By the 1990s, telecommunications companies built cellular networks to offer wireless voice services to users, and they were eventually upgrade to offer data as well. In the 2000s, homeowners added WiFi networks, creating a third popular connectivity option in neighborhoods. Most recently, homeowners have begun using new specialized networks (like Zigbee and ZWave) to add additional services like home security and home automation, leveraging IoT device connectivity.
As data communications needs have increased, so has demand for capacity. Cable operators will continue to boost HFC network capacity by increasing the number of nodes and reducing the number of homes supported by each node size. Importantly, each of these new nodes could support micro or pico-cell sites that would enable even more wireless communications.
Within the next four years, 5G small cells could operate from these cable HFC nodes, providing an overlay on top of existing cellular, cable, WiFi, and home security networks. With this explosion of capacity and flexibility, an increasing number of small WiFi and IoT networks will be enabled. Each of these modes of communication has a purpose especially suited to the devices and applications they connect.

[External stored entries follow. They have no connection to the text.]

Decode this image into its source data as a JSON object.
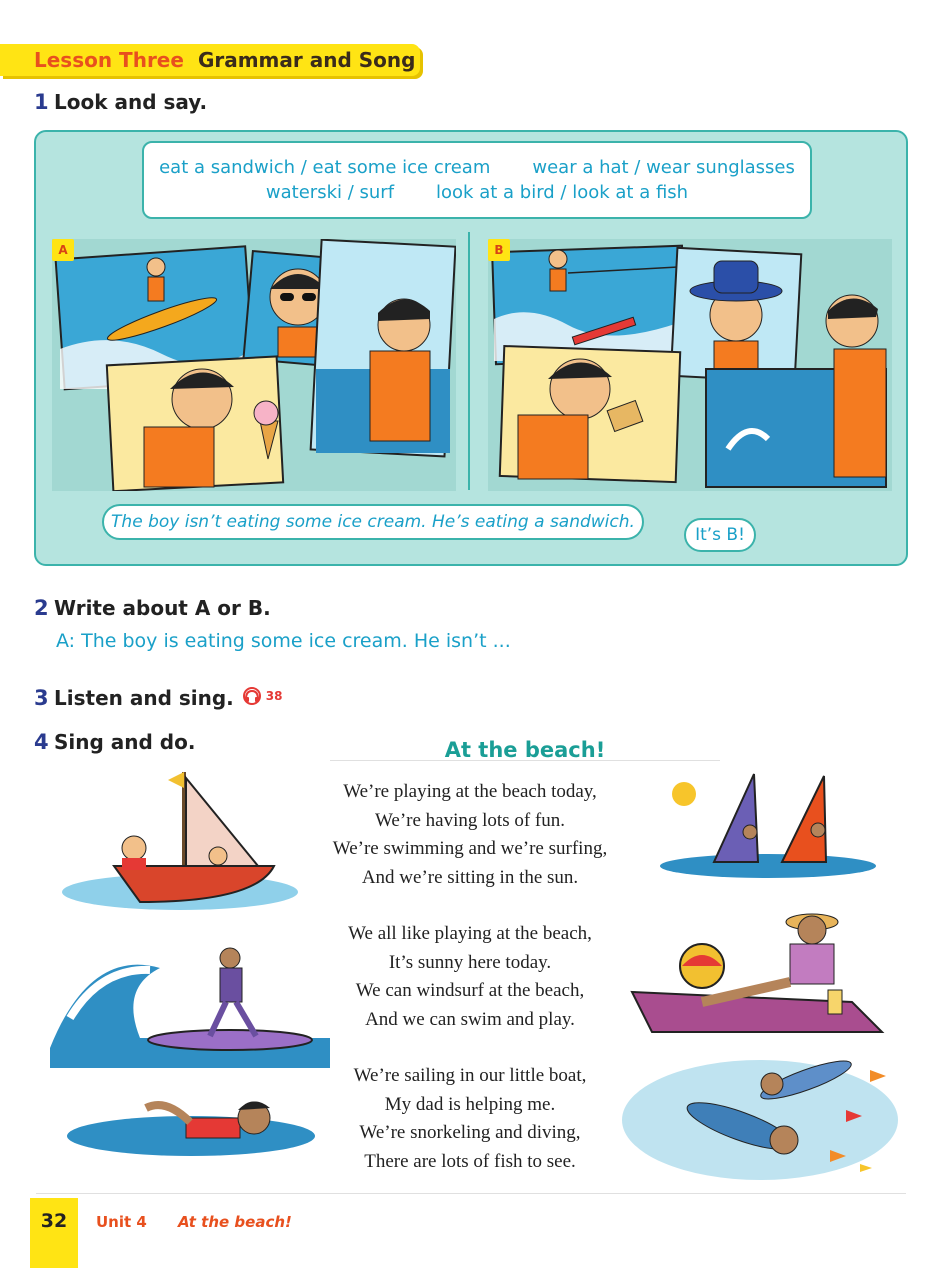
{
  "header": {
    "lesson": "Lesson Three",
    "title": "Grammar and Song"
  },
  "exercises": [
    {
      "number": "1",
      "text": "Look and say."
    },
    {
      "number": "2",
      "text": "Write about A or B."
    },
    {
      "number": "3",
      "text": "Listen and sing."
    },
    {
      "number": "4",
      "text": "Sing and do."
    }
  ],
  "word_box": {
    "row1": [
      "eat a sandwich / eat some ice cream",
      "wear a hat / wear sunglasses"
    ],
    "row2": [
      "waterski / surf",
      "look at a bird / look at a fish"
    ]
  },
  "scenes": {
    "a_label": "A",
    "b_label": "B"
  },
  "bubbles": {
    "main": "The boy isn’t eating some ice cream. He’s eating a sandwich.",
    "reply": "It’s B!"
  },
  "write_example": "A: The boy is eating some ice cream. He isn’t ...",
  "audio_track": "38",
  "song": {
    "title": "At the beach!",
    "verses": [
      [
        "We’re playing at the beach today,",
        "We’re having lots of fun.",
        "We’re swimming and we’re surfing,",
        "And we’re sitting in the sun."
      ],
      [
        "We all like playing at the beach,",
        "It’s sunny here today.",
        "We can windsurf at the beach,",
        "And we can swim and play."
      ],
      [
        "We’re sailing in our little boat,",
        "My dad is helping me.",
        "We’re snorkeling and diving,",
        "There are lots of fish to see."
      ]
    ]
  },
  "footer": {
    "page": "32",
    "unit": "Unit 4",
    "title": "At the beach!"
  },
  "colors": {
    "accent_yellow": "#ffe414",
    "teal": "#3bb3ab",
    "blue_text": "#1aa0c8",
    "orange": "#e8501e",
    "navy": "#2a3b8f"
  },
  "icons": [
    "headphones-icon"
  ]
}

Without careful coordination though, they will not work well together and will be difficult to operate. Enter SDN. Software Defined Networks will allow data to flow seamlessly between mode boundaries. It provides a mechanism for securely managing the interfaces between IoT, Wi-Fi, cable and cellular networks. IBB Consulting is calling the combination of small and large, wired and wireless networks the “dense multi-mode network.” It’s enabled by being controlled by SDN servers in the cloud that help to ensure security, rapid provisioning and reliability. These networks weren’t built to work together, but SDN provides the framework to manage a virtual infinite number of endpoints for improved service delivery and network efficiency opportunities.

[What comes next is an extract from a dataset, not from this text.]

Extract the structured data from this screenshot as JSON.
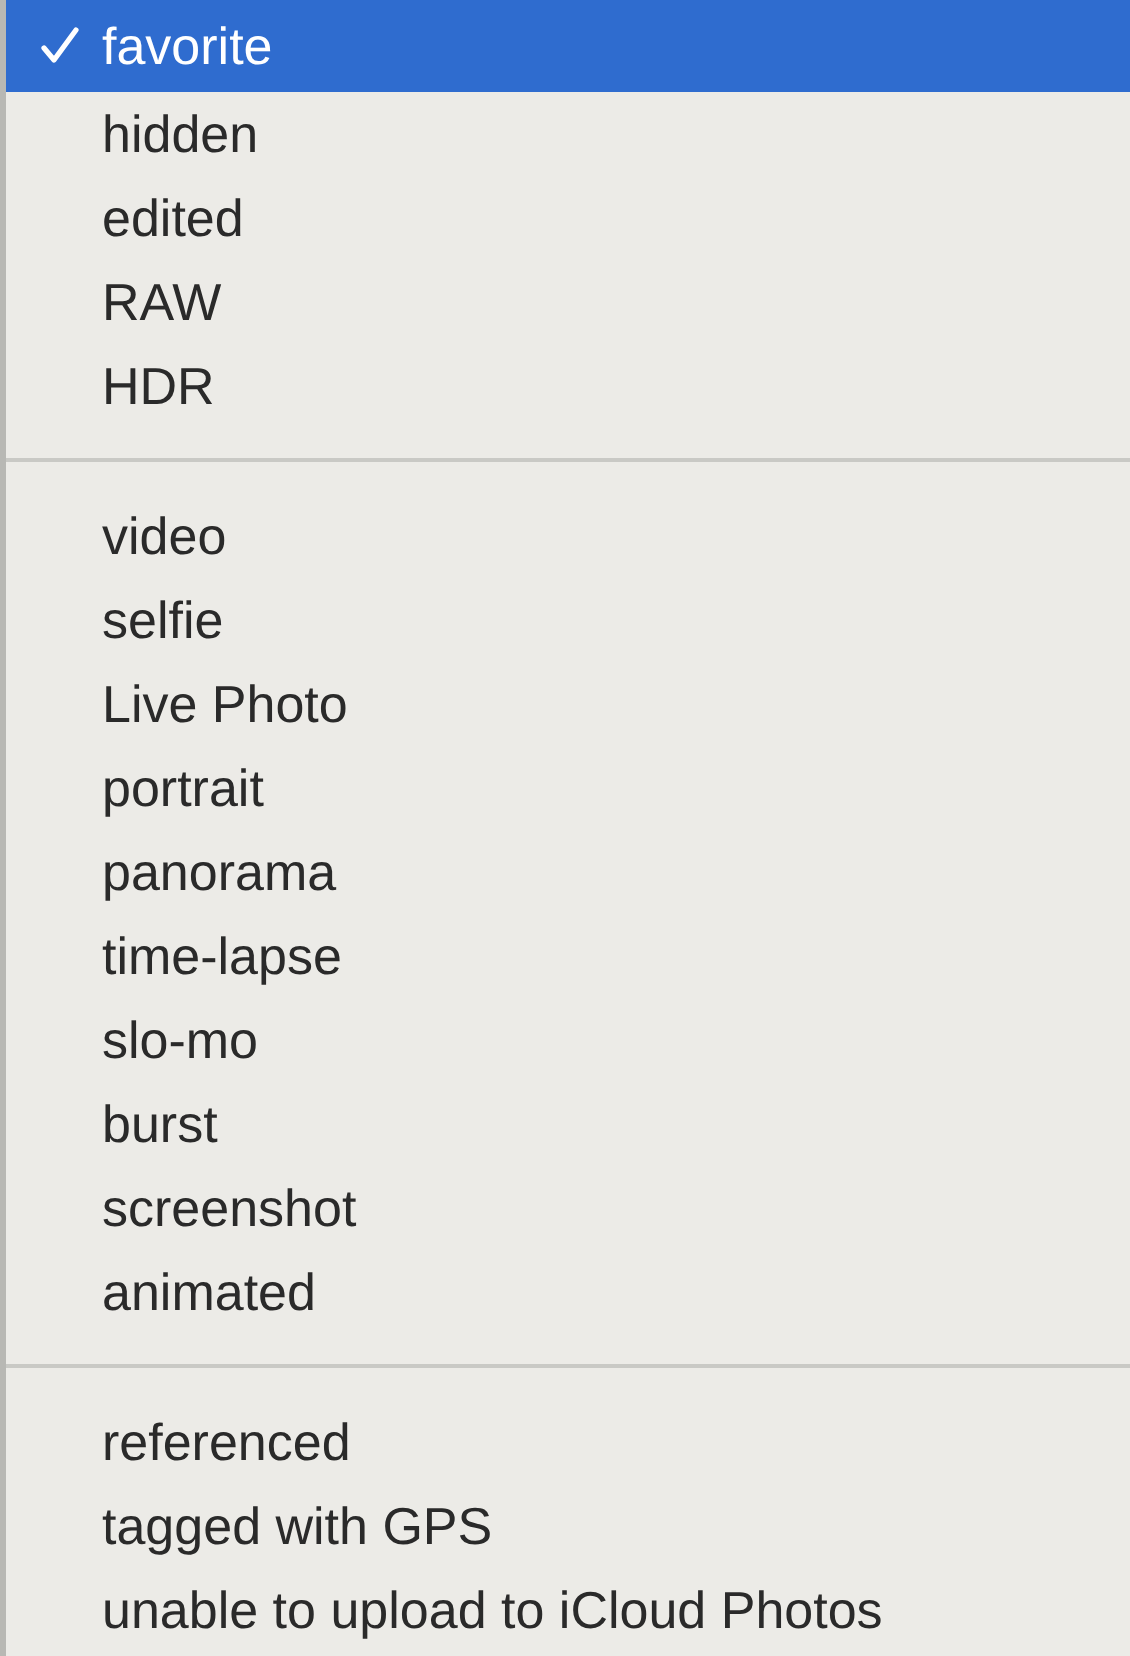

Dense multi-mode networks provide advantages for customers and operators alike. For customers, these networks enable fast, wireless communications anywhere in the home or neighborhood, whether downstairs in the basement, out in the yard or driving down the street – even on the highway, in some cases. Dense multi-mode networks also enable fast communications for devices that customers use in these areas.

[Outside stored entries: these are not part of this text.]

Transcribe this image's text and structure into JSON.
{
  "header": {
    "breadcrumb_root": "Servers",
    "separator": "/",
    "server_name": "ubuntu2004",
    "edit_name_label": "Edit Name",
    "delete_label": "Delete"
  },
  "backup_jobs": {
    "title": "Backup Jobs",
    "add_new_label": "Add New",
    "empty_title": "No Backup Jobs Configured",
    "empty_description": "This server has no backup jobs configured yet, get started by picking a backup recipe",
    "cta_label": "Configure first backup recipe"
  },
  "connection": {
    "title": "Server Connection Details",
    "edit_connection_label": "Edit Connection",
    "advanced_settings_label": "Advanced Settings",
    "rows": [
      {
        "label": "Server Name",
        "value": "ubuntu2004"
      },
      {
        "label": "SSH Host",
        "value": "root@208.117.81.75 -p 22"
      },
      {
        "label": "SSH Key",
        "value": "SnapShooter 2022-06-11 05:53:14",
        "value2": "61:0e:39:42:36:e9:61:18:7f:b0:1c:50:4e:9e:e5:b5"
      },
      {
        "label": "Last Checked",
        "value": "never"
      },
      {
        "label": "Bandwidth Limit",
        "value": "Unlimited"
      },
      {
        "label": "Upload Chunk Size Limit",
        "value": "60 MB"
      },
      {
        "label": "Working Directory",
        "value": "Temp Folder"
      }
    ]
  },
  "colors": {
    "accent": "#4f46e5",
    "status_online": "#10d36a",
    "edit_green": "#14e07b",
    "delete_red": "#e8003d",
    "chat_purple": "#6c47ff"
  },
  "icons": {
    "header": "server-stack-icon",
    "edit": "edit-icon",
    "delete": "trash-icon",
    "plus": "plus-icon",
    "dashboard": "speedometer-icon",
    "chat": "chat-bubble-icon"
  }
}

For cable operators, this dense multi-mode network represents an opportunity to sell any kind of service to any kind of customer, and carry it over the existing HFC network. In fact, it may only be the wired operators that are able to make these disparate networking modes work together in a productive and efficient way. And at the heart of these efforts, will be SDN.
There will be much tech development, debate and standards work that will need to happen before the industry will be able to pursue some of the network management opportunities discussed here. In the meantime, cable’s networking future is gradually coming into focus, providing a common destination for key stakeholders.
Dan Dodson is a fellow with IBB Consulting, leading next-generation network architecture work with cable operators.